Want to bet your country? Diebold will take that action!
WTF?
Edward W. Felten, a professor of computer science at Princeton, and his student collaborators conducted a demonstration with an AccuVote TS and noticed that the key to the machine’s memory card slot appeared to be similar to one that a staff member had at home.When he brought the key into the office and tried it, the door protecting the AccuVote’s memory card slot swung open obligingly. Upon examination, the key turned out to be a standard industrial part used in simple locks for office furniture, computer cases, jukeboxes — and hotel minibars.

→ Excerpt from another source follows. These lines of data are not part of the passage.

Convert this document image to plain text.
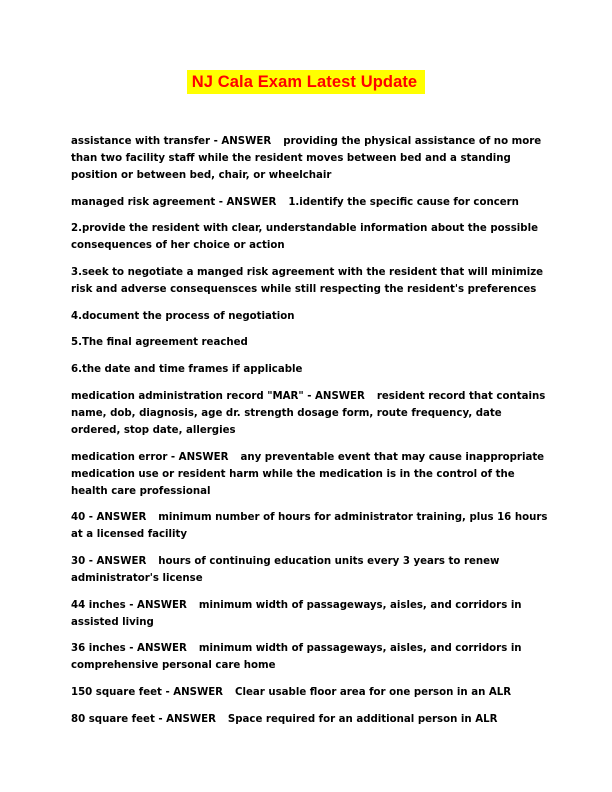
NJ Cala Exam Latest Update

assistance with transfer - ANSWER providing the physical assistance of no more than two facility staff while the resident moves between bed and a standing position or between bed, chair, or wheelchair

managed risk agreement - ANSWER 1.identify the specific cause for concern

2.provide the resident with clear, understandable information about the possible consequences of her choice or action

3.seek to negotiate a manged risk agreement with the resident that will minimize risk and adverse consequensces while still respecting the resident's preferences

4.document the process of negotiation

5.The final agreement reached

6.the date and time frames if applicable

medication administration record "MAR" - ANSWER resident record that contains name, dob, diagnosis, age dr. strength dosage form, route frequency, date ordered, stop date, allergies

medication error - ANSWER any preventable event that may cause inappropriate medication use or resident harm while the medication is in the control of the health care professional

40 - ANSWER minimum number of hours for administrator training, plus 16 hours at a licensed facility

30 - ANSWER hours of continuing education units every 3 years to renew administrator's license

44 inches - ANSWER minimum width of passageways, aisles, and corridors in assisted living

36 inches - ANSWER minimum width of passageways, aisles, and corridors in comprehensive personal care home

150 square feet - ANSWER Clear usable floor area for one person in an ALR

80 square feet - ANSWER Space required for an additional person in ALR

Once the memory card slot was accessible, how difficult would it be to introduce malicious software that could manipulate vote tallies? That is one of the questions that Professor Felten and two of his students, Ariel J. Feldman and J. Alex Haldeman, have been investigating. In the face of Diebold’s refusal to let scientists test the AccuVote, the Princeton team got its hands on a machine only with the help of a third party.
[...]
The researchers demonstrated the machine’s vulnerability to an attack by means of code that can be introduced with a memory card. The program they devised does not tamper with the voting process. The machine records each vote as it should, and makes a backup copy, too.

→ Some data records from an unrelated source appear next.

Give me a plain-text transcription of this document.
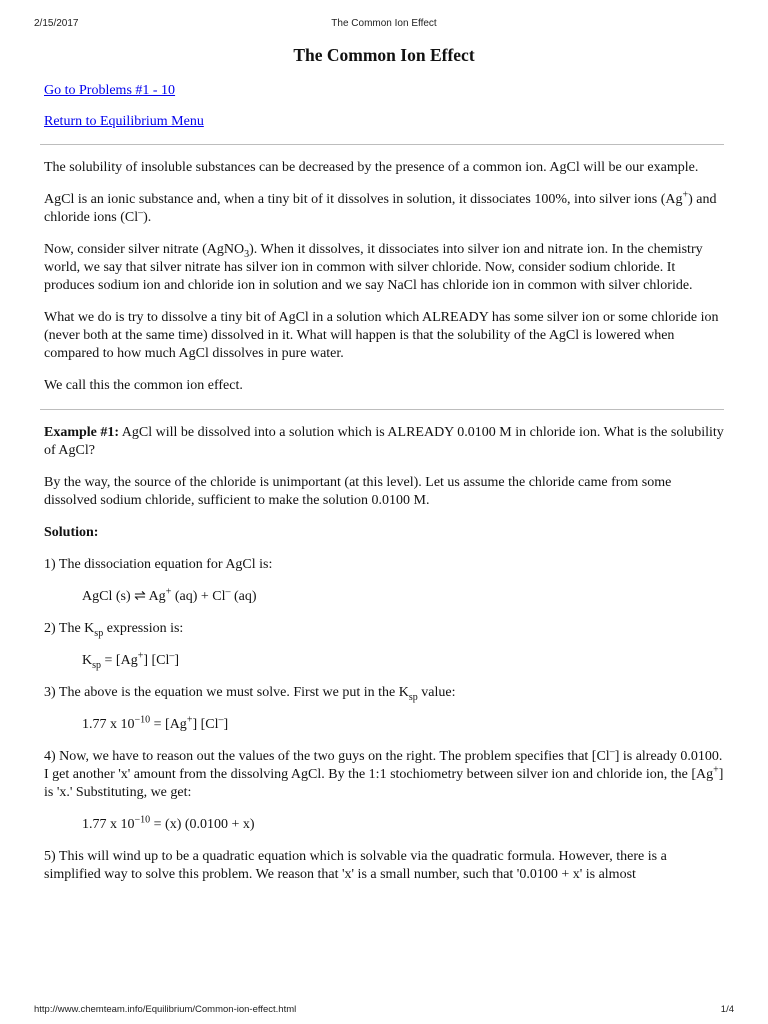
2/15/2017	The Common Ion Effect
The Common Ion Effect

Go to Problems #1 - 10

Return to Equilibrium Menu

The solubility of insoluble substances can be decreased by the presence of a common ion. AgCl will be our example.

AgCl is an ionic substance and, when a tiny bit of it dissolves in solution, it dissociates 100%, into silver ions (Ag+) and chloride ions (Cl–).

Now, consider silver nitrate (AgNO$_3$). When it dissolves, it dissociates into silver ion and nitrate ion. In the chemistry world, we say that silver nitrate has silver ion in common with silver chloride. Now, consider sodium chloride. It produces sodium ion and chloride ion in solution and we say NaCl has chloride ion in common with silver chloride.

What we do is try to dissolve a tiny bit of AgCl in a solution which ALREADY has some silver ion or some chloride ion (never both at the same time) dissolved in it. What will happen is that the solubility of the AgCl is lowered when compared to how much AgCl dissolves in pure water.

We call this the common ion effect.

Example #1: AgCl will be dissolved into a solution which is ALREADY 0.0100 M in chloride ion. What is the solubility of AgCl?

By the way, the source of the chloride is unimportant (at this level). Let us assume the chloride came from some dissolved sodium chloride, sufficient to make the solution 0.0100 M.

Solution:

1) The dissociation equation for AgCl is:

AgCl (s) ⇌ Ag+ (aq) + Cl– (aq)

2) The $K_{sp}$ expression is:

$K_{sp} = [Ag^+]$ [Cl–]

3) The above is the equation we must solve. First we put in the $K_{sp}$ value:

1.77 x $10^{-10} = [Ag^+]$ [Cl–]

4) Now, we have to reason out the values of the two guys on the right. The problem specifies that [Cl–] is already 0.0100. I get another 'x' amount from the dissolving AgCl. By the 1:1 stochiometry between silver ion and chloride ion, the [Ag+] is 'x.' Substituting, we get:

1.77 x $10^{-10} = (x) (0.0100 + x)$

5) This will wind up to be a quadratic equation which is solvable via the quadratic formula. However, there is a simplified way to solve this problem. We reason that 'x' is a small number, such that '0.0100 + x' is almost

http://www.chemteam.info/Equilibrium/Common-ion-effect.html	1/4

Every 15 seconds or so, however, the rogue program checks the internal vote tallies, then adds and subtracts votes, as needed, to reach programmed targets; it also makes identical changes in the backup file. The alterations cannot be detected later because the total number of votes perfectly matches the total number of voters. At the end of the election day, the rogue program erases itself, leaving no trace.
[...]Diebold issued a press release that shrugged off the demonstration and analysis. It said Princeton’s AccuVote machine was “two generations old” and “not used anywhere in the country.”
[...]
Mark G. Radke, director for marketing at Diebold, said that the AccuVote machines were certified by state election officials and that no academic researcher would be permitted to test an AccuVote supplied by the company. “This is analogous to launching a nuclear missile,” he said enigmatically, adding that Diebold had to restrict “access to the buttons.”